QUANTO CI FA BENE CRESCERE IN EUROPA LO VEDIAMO GIÀ NEL CAMPIONATO
C’è una prima fase delle coppe europee dove conta soprattutto esserci e si respira una tendenza a prendere – diciamo così – la fetta di torta che spetta a ogni partecipante. Parliamo della fase a gironi, dove è permesso anche sbagliare qualcosa: la prossima settimana sarà già tempo di sorteggi per la composizione dei nuovi gruppi. Ma poi c’è l’altra fase. Con il dentro o fuori, in un percorso non molto frequentato dalle squadre italiane nelle ultime stagioni, tutto diventa diverso, cambia la musica. Non si va più a prendere, ma in qualche modo a dare, ad aggiungere e ad arricchirsi con le contaminazioni. Funziona così, andando avanti in Europa ci sono un po’ di conseguenze. L’eredità delle tre finaliste (Inter, Roma, Fiorentina), e della semifinale tutta milanese nell’ultima Champions, non porta con sé soltanto il peso e la pressione per una conferma delle nostre squadre nella prossima edizione delle coppe continentali. C’è anche una ricaduta molto positiva che si è già manifestata nella prima giornata di campionato. Da oggi, con i match del secondo turno, ci aspettiamo ulteriori conferme della tendenza, a cominciare da Milan-Torino, la sfida più aperta e interessante. Nel debutto stagionale a San Siro, i rossoneri devono dare continuità al primo tempo giocato a Bologna contando sulla brillantezza di Pulisic, gli inserimenti di Reijnders, l’orgoglio di Leao. Per Pioli non sarà facile: sette mesi fa, i granata in dieci avevano eliminato il Milan dalla Coppa Italia; e in campionato, dopo la crisi di gennaio, i rossoneri avevano fatto molta fatica contro la fisicità dell’impianto di Juric. È un test serio, dunque, anche in vista del primo scontro
diretto di venerdì prossimo, col Milan impegnato contro la Roma di Mou che nell’occasione potrebbe già contare sulla potenza di Lukaku. Il mercato è alle ultime battute, cambierà un po’ la linea dell’orizzonte ma la tendenza è abbastanza chiara. L’Europa ci fa bene, consolida la personalità. La sconfitta della Fiorentina a Vienna, nel playoff di Conference, è un piccolo inciampo. Per lungo tempo non c’è stata certezza di dover giocare questo spareggio, il Rapid è più avanti di condizione ma ha meno qualità e giovedì al Franchi i ragazzi di Italiano hanno tutte le possibilità di ribaltare il verdetto.
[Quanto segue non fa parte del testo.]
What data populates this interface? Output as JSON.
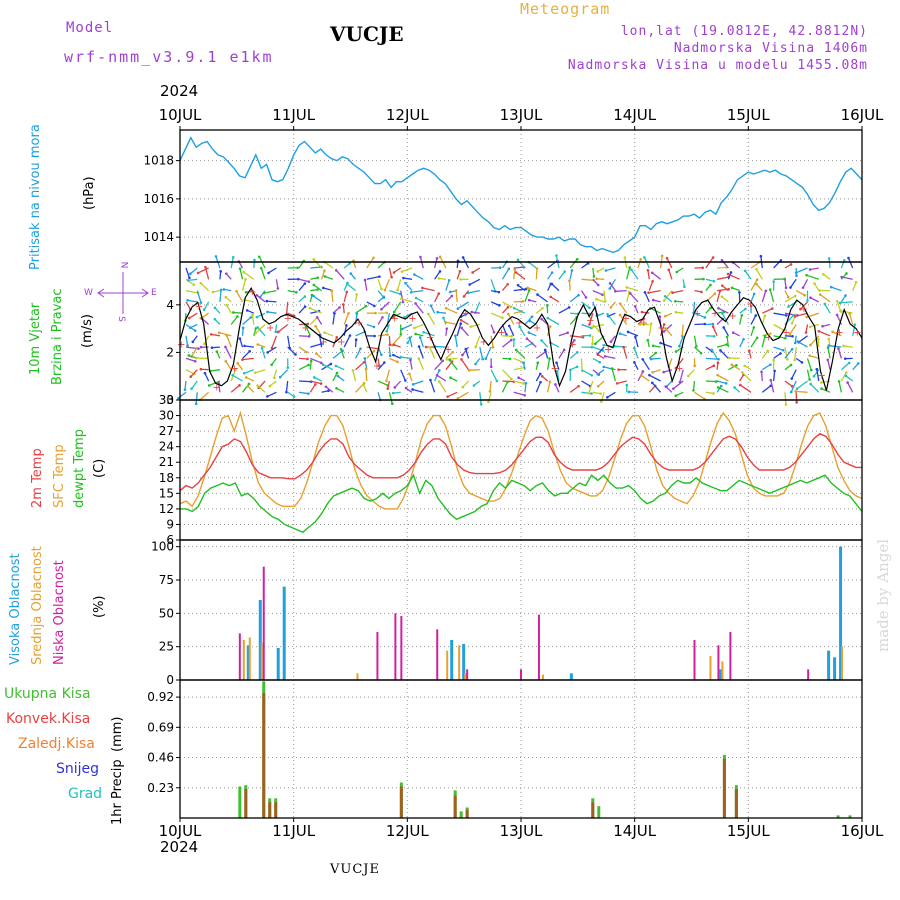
{
  "header": {
    "model_label": "Model",
    "model_name": "wrf-nmm_v3.9.1  e1km",
    "station": "VUCJE",
    "product": "Meteogram",
    "lonlat": "lon,lat (19.0812E, 42.8812N)",
    "altitude": "Nadmorska Visina 1406m",
    "model_altitude": "Nadmorska Visina u modelu 1455.08m",
    "year_top": "2024",
    "year_bottom": "2024",
    "footer_station": "VUCJE",
    "watermark": "made by Angel"
  },
  "colors": {
    "pressure": "#1ea0e0",
    "temp2m": "#e84040",
    "sfc": "#e8a030",
    "dewpt": "#20c020",
    "high_cloud": "#20a0e0",
    "mid_cloud": "#e8a030",
    "low_cloud": "#d020a0",
    "total_precip": "#40c030",
    "conv_precip": "#e84040",
    "frozen": "#f08030",
    "snow": "#3030e0",
    "hail": "#20c0c0"
  },
  "panel_labels": {
    "pressure": [
      "Pritisak na nivou mora",
      "(hPa)"
    ],
    "wind": [
      "10m Vjetar",
      "Brzina i Pravac",
      "(m/s)"
    ],
    "wind_compass": [
      "N",
      "W",
      "E",
      "S"
    ],
    "temp": [
      "2m Temp",
      "SFC Temp",
      "dewpt Temp",
      "(C)"
    ],
    "cloud": [
      "Visoka Oblacnost",
      "Srednja Oblacnost",
      "Niska Oblacnost",
      "(%)"
    ],
    "precip_legend": [
      "Ukupna Kisa",
      "Konvek.Kisa",
      "Zaledj.Kisa",
      "Snijeg",
      "Grad"
    ],
    "precip_axis": [
      "1hr Precip",
      "(mm)"
    ]
  },
  "chart_data": [
    {
      "type": "line",
      "name": "pressure",
      "x_ticks": [
        "10JUL",
        "11JUL",
        "12JUL",
        "13JUL",
        "14JUL",
        "15JUL",
        "16JUL"
      ],
      "ylabel": "(hPa)",
      "y_ticks": [
        1014,
        1016,
        1018
      ],
      "ylim": [
        1012.7,
        1019.6
      ],
      "series": [
        {
          "name": "Pritisak na nivou mora",
          "values": [
            1018.0,
            1018.6,
            1019.2,
            1018.7,
            1018.9,
            1019.0,
            1018.6,
            1018.3,
            1018.2,
            1017.9,
            1017.6,
            1017.2,
            1017.1,
            1017.7,
            1018.3,
            1017.6,
            1017.8,
            1017.0,
            1016.9,
            1017.0,
            1017.6,
            1018.3,
            1018.8,
            1019.0,
            1018.7,
            1018.4,
            1018.6,
            1018.3,
            1018.1,
            1018.0,
            1018.2,
            1018.1,
            1017.8,
            1017.6,
            1017.4,
            1017.1,
            1016.8,
            1016.8,
            1017.0,
            1016.6,
            1016.9,
            1016.9,
            1017.1,
            1017.3,
            1017.5,
            1017.6,
            1017.5,
            1017.3,
            1017.0,
            1016.8,
            1016.4,
            1016.0,
            1015.7,
            1015.9,
            1015.6,
            1015.3,
            1015.0,
            1014.8,
            1014.5,
            1014.4,
            1014.6,
            1014.4,
            1014.5,
            1014.5,
            1014.3,
            1014.1,
            1014.0,
            1014.0,
            1013.9,
            1013.9,
            1014.0,
            1013.8,
            1013.9,
            1013.9,
            1013.6,
            1013.5,
            1013.5,
            1013.3,
            1013.4,
            1013.3,
            1013.2,
            1013.3,
            1013.6,
            1013.8,
            1014.0,
            1014.6,
            1014.6,
            1014.4,
            1014.7,
            1014.8,
            1014.7,
            1014.8,
            1014.9,
            1015.1,
            1015.1,
            1015.2,
            1015.0,
            1015.3,
            1015.4,
            1015.2,
            1015.8,
            1016.1,
            1016.5,
            1017.0,
            1017.2,
            1017.4,
            1017.3,
            1017.4,
            1017.5,
            1017.4,
            1017.5,
            1017.3,
            1017.2,
            1017.0,
            1016.8,
            1016.6,
            1016.2,
            1015.7,
            1015.4,
            1015.5,
            1015.8,
            1016.3,
            1016.9,
            1017.4,
            1017.6,
            1017.3,
            1017.0
          ]
        }
      ]
    },
    {
      "type": "line",
      "name": "wind",
      "ylabel": "(m/s)",
      "y_ticks": [
        0,
        2,
        4
      ],
      "ylim": [
        0,
        5.8
      ],
      "series": [
        {
          "name": "10m Vjetar Brzina",
          "values": [
            2.5,
            3.4,
            3.9,
            4.1,
            3.2,
            1.2,
            0.7,
            0.6,
            0.8,
            1.5,
            3.0,
            4.3,
            4.7,
            4.2,
            3.4,
            3.2,
            3.3,
            3.5,
            3.6,
            3.5,
            3.4,
            3.2,
            3.0,
            2.8,
            2.6,
            2.5,
            2.4,
            2.6,
            2.9,
            3.1,
            3.4,
            3.0,
            2.2,
            1.6,
            2.8,
            3.2,
            3.6,
            3.5,
            3.4,
            3.6,
            3.7,
            3.3,
            2.8,
            2.2,
            1.7,
            2.3,
            2.8,
            3.4,
            3.8,
            3.6,
            3.2,
            2.6,
            2.3,
            2.6,
            3.0,
            3.3,
            3.5,
            3.4,
            3.2,
            3.0,
            3.2,
            3.6,
            3.2,
            1.5,
            0.6,
            1.2,
            2.5,
            3.5,
            4.0,
            3.5,
            3.9,
            2.8,
            2.3,
            2.2,
            3.0,
            3.6,
            3.5,
            3.3,
            3.4,
            3.8,
            3.9,
            3.2,
            1.8,
            0.8,
            1.5,
            2.6,
            3.2,
            3.8,
            4.1,
            4.2,
            3.8,
            3.5,
            3.3,
            3.7,
            4.0,
            4.3,
            4.2,
            3.9,
            3.3,
            2.8,
            2.5,
            2.6,
            3.0,
            3.8,
            4.2,
            4.0,
            3.5,
            3.1,
            1.2,
            0.4,
            1.6,
            3.0,
            3.8,
            3.2,
            3.0,
            2.6
          ]
        }
      ]
    },
    {
      "type": "line",
      "name": "temperature",
      "ylabel": "(C)",
      "y_ticks": [
        6,
        9,
        12,
        15,
        18,
        21,
        24,
        27,
        30,
        33
      ],
      "ylim": [
        6,
        33
      ],
      "series": [
        {
          "name": "2m Temp",
          "values": [
            15.5,
            16.5,
            16.0,
            17.0,
            18.5,
            20.0,
            22.0,
            24.0,
            24.5,
            25.5,
            25.0,
            23.0,
            20.5,
            19.0,
            18.5,
            18.0,
            18.0,
            18.0,
            17.8,
            17.8,
            18.5,
            19.5,
            21.0,
            23.0,
            24.5,
            25.5,
            25.5,
            24.5,
            22.0,
            20.5,
            19.5,
            18.5,
            18.0,
            18.0,
            18.0,
            18.0,
            18.0,
            18.5,
            19.5,
            21.0,
            23.0,
            24.5,
            25.5,
            25.5,
            24.5,
            22.0,
            20.5,
            19.5,
            19.0,
            18.8,
            18.8,
            18.8,
            18.8,
            19.0,
            19.5,
            20.5,
            22.0,
            23.5,
            25.0,
            25.8,
            25.8,
            24.8,
            22.5,
            21.0,
            20.0,
            19.5,
            19.5,
            19.5,
            19.5,
            19.5,
            20.0,
            21.0,
            22.5,
            24.0,
            25.0,
            25.8,
            25.5,
            24.5,
            22.5,
            21.0,
            20.0,
            19.5,
            19.5,
            19.5,
            19.5,
            19.5,
            20.0,
            21.0,
            22.5,
            24.0,
            25.5,
            26.0,
            25.5,
            24.0,
            22.0,
            20.5,
            19.5,
            19.5,
            19.5,
            19.5,
            19.5,
            20.0,
            21.0,
            22.5,
            24.0,
            25.5,
            26.5,
            26.0,
            24.5,
            22.5,
            21.0,
            20.5,
            20.0,
            20.0
          ]
        },
        {
          "name": "SFC Temp",
          "values": [
            13.0,
            13.5,
            12.5,
            14.5,
            18.0,
            22.0,
            26.0,
            29.5,
            30.0,
            27.0,
            30.5,
            26.0,
            21.0,
            17.0,
            15.0,
            14.0,
            13.0,
            12.5,
            12.5,
            12.5,
            14.0,
            17.0,
            21.0,
            25.0,
            28.0,
            30.0,
            30.0,
            28.0,
            24.0,
            19.5,
            16.5,
            14.5,
            13.5,
            12.5,
            12.0,
            12.0,
            12.0,
            14.0,
            17.0,
            21.0,
            25.5,
            28.5,
            30.0,
            30.0,
            28.0,
            24.0,
            19.5,
            16.5,
            15.0,
            14.5,
            14.0,
            13.5,
            13.5,
            14.0,
            16.0,
            19.0,
            22.5,
            26.0,
            29.0,
            30.0,
            29.5,
            27.0,
            23.0,
            19.5,
            17.0,
            16.0,
            15.5,
            15.0,
            14.5,
            14.5,
            15.5,
            18.0,
            21.5,
            25.5,
            28.5,
            30.0,
            30.0,
            28.0,
            24.0,
            19.5,
            16.5,
            15.0,
            14.0,
            13.5,
            13.0,
            14.5,
            17.0,
            21.0,
            25.0,
            28.5,
            30.5,
            29.0,
            26.5,
            22.5,
            18.5,
            16.0,
            15.0,
            14.5,
            14.5,
            14.5,
            15.0,
            17.0,
            20.5,
            24.5,
            28.0,
            30.0,
            30.5,
            28.0,
            24.0,
            20.0,
            17.5,
            15.5,
            14.5,
            14.0
          ]
        },
        {
          "name": "dewpt Temp",
          "values": [
            12.0,
            12.0,
            11.5,
            12.5,
            15.0,
            16.0,
            16.5,
            17.0,
            16.5,
            17.0,
            14.5,
            15.0,
            14.0,
            12.5,
            11.5,
            10.5,
            10.0,
            9.0,
            8.5,
            8.0,
            7.5,
            8.5,
            9.5,
            11.0,
            13.0,
            14.5,
            15.0,
            15.5,
            16.0,
            15.5,
            14.0,
            13.5,
            14.0,
            15.0,
            14.0,
            15.0,
            15.5,
            16.5,
            18.5,
            15.0,
            17.5,
            16.5,
            14.0,
            12.5,
            11.0,
            10.0,
            10.5,
            11.0,
            11.5,
            12.5,
            13.0,
            15.5,
            17.0,
            16.0,
            17.5,
            17.0,
            16.5,
            15.5,
            16.5,
            17.0,
            15.5,
            14.5,
            15.0,
            15.0,
            16.0,
            17.0,
            16.5,
            18.5,
            17.5,
            18.5,
            17.0,
            16.0,
            16.0,
            16.5,
            15.5,
            14.0,
            13.0,
            13.5,
            14.5,
            15.0,
            16.5,
            17.5,
            17.0,
            17.0,
            18.0,
            17.0,
            16.5,
            16.0,
            15.5,
            15.5,
            16.5,
            17.5,
            17.0,
            16.5,
            16.0,
            15.5,
            15.0,
            15.5,
            16.0,
            16.5,
            17.0,
            17.5,
            17.0,
            17.5,
            18.0,
            18.5,
            17.0,
            16.0,
            15.0,
            14.5,
            13.0,
            11.5
          ]
        }
      ]
    },
    {
      "type": "bar",
      "name": "cloud",
      "ylabel": "(%)",
      "y_ticks": [
        0,
        25,
        50,
        75,
        100
      ],
      "ylim": [
        0,
        105
      ],
      "series": [
        {
          "name": "Visoka Oblacnost",
          "bars": [
            [
              11,
              26
            ],
            [
              13,
              60
            ],
            [
              16,
              24
            ],
            [
              17,
              70
            ],
            [
              45,
              30
            ],
            [
              47,
              27
            ],
            [
              65,
              5
            ],
            [
              90,
              8
            ],
            [
              110,
              100
            ],
            [
              109,
              17
            ],
            [
              108,
              22
            ]
          ]
        },
        {
          "name": "Srednja Oblacnost",
          "bars": [
            [
              11,
              30
            ],
            [
              12,
              32
            ],
            [
              14,
              28
            ],
            [
              30,
              5
            ],
            [
              45,
              22
            ],
            [
              47,
              26
            ],
            [
              48,
              5
            ],
            [
              61,
              4
            ],
            [
              89,
              18
            ],
            [
              91,
              14
            ],
            [
              111,
              25
            ]
          ]
        },
        {
          "name": "Niska Oblacnost",
          "bars": [
            [
              10,
              35
            ],
            [
              14,
              85
            ],
            [
              33,
              36
            ],
            [
              36,
              50
            ],
            [
              37,
              48
            ],
            [
              43,
              38
            ],
            [
              48,
              8
            ],
            [
              57,
              8
            ],
            [
              60,
              49
            ],
            [
              86,
              30
            ],
            [
              90,
              26
            ],
            [
              92,
              36
            ],
            [
              105,
              8
            ]
          ]
        }
      ]
    },
    {
      "type": "bar",
      "name": "precip",
      "ylabel": "1hr Precip (mm)",
      "y_ticks": [
        0.23,
        0.46,
        0.69,
        0.92
      ],
      "ylim": [
        0,
        1.05
      ],
      "series": [
        {
          "name": "Ukupna Kisa",
          "bars": [
            [
              10,
              0.24
            ],
            [
              11,
              0.25
            ],
            [
              14,
              1.04
            ],
            [
              15,
              0.15
            ],
            [
              16,
              0.15
            ],
            [
              37,
              0.27
            ],
            [
              46,
              0.21
            ],
            [
              47,
              0.05
            ],
            [
              48,
              0.08
            ],
            [
              69,
              0.15
            ],
            [
              70,
              0.09
            ],
            [
              91,
              0.48
            ],
            [
              93,
              0.25
            ],
            [
              110,
              0.02
            ],
            [
              112,
              0.02
            ]
          ]
        },
        {
          "name": "Konvek.Kisa",
          "bars": [
            [
              11,
              0.22
            ],
            [
              14,
              0.95
            ],
            [
              15,
              0.12
            ],
            [
              16,
              0.12
            ],
            [
              37,
              0.24
            ],
            [
              46,
              0.17
            ],
            [
              48,
              0.06
            ],
            [
              69,
              0.12
            ],
            [
              91,
              0.45
            ],
            [
              93,
              0.22
            ]
          ]
        }
      ]
    }
  ]
}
In generale, il valore aggiunto dell’ultima stagione europea è un insieme di rabbia – per l’epilogo, poco felice, delle tre sconfitte in finale – e di consapevolezza della propria forza, considerati i percorsi fatti. Si diceva che la Serie A è poco allenante: evidentemente, non era più vero. Quest’estate il nostro calcio ha perso un po’ di nomi pesanti (tipo Tonali, Hojlund, Milinkovic-Savic, Skriniar, Dzeko, Di Maria) ma ha saputo anche resistere (Osimhen), reinvestire (i volti nuovi del Milan) e riciclare (De Ketelaere nell’Atalanta sembra destinato al successo). L’asticella si alza, eppure l’Europa può essere ancora terra di conquista. La Juve salta un turno, puntando sul campionato. Le altre, a cominciare dal Napoli, devono avere per forza uno sguardo più ampio: Garcia ha l’obbligo di fare molta strada in Champions e di passare la frontiera dei quarti rimasta chiusa davanti a Spalletti. Inzaghi aspetta gli ultimi ritocchi, ma sa di avere l’impianto italiano più solido e collaudato per riuscire ad arrivare ancora una volta in fondo alla competizione. La vera incognita riguarda il problema del gol e della scarsa concretezza che i vecchi Arnautovic e Sanchez non sembrano in grado di risolvere. Lautaro è la garanzia, Thuram una scommessa forse decisiva. Il Milan modello-Liverpool, senza un vero centro di gravità, ha bisogno di trovare intensità e nuovi equilibri. Gli serve tempo. Tempo che Mourinho ha consumato senza grandi proclami per cercare di rinforzare faticosamente la sua creatura. Big Rom, che ha già allenato nel Chelsea e a Manchester, può essere un gran colpo per la Roma. E magari, sull’asse con Dybala, anche l’ultima vera differenza di questa estate.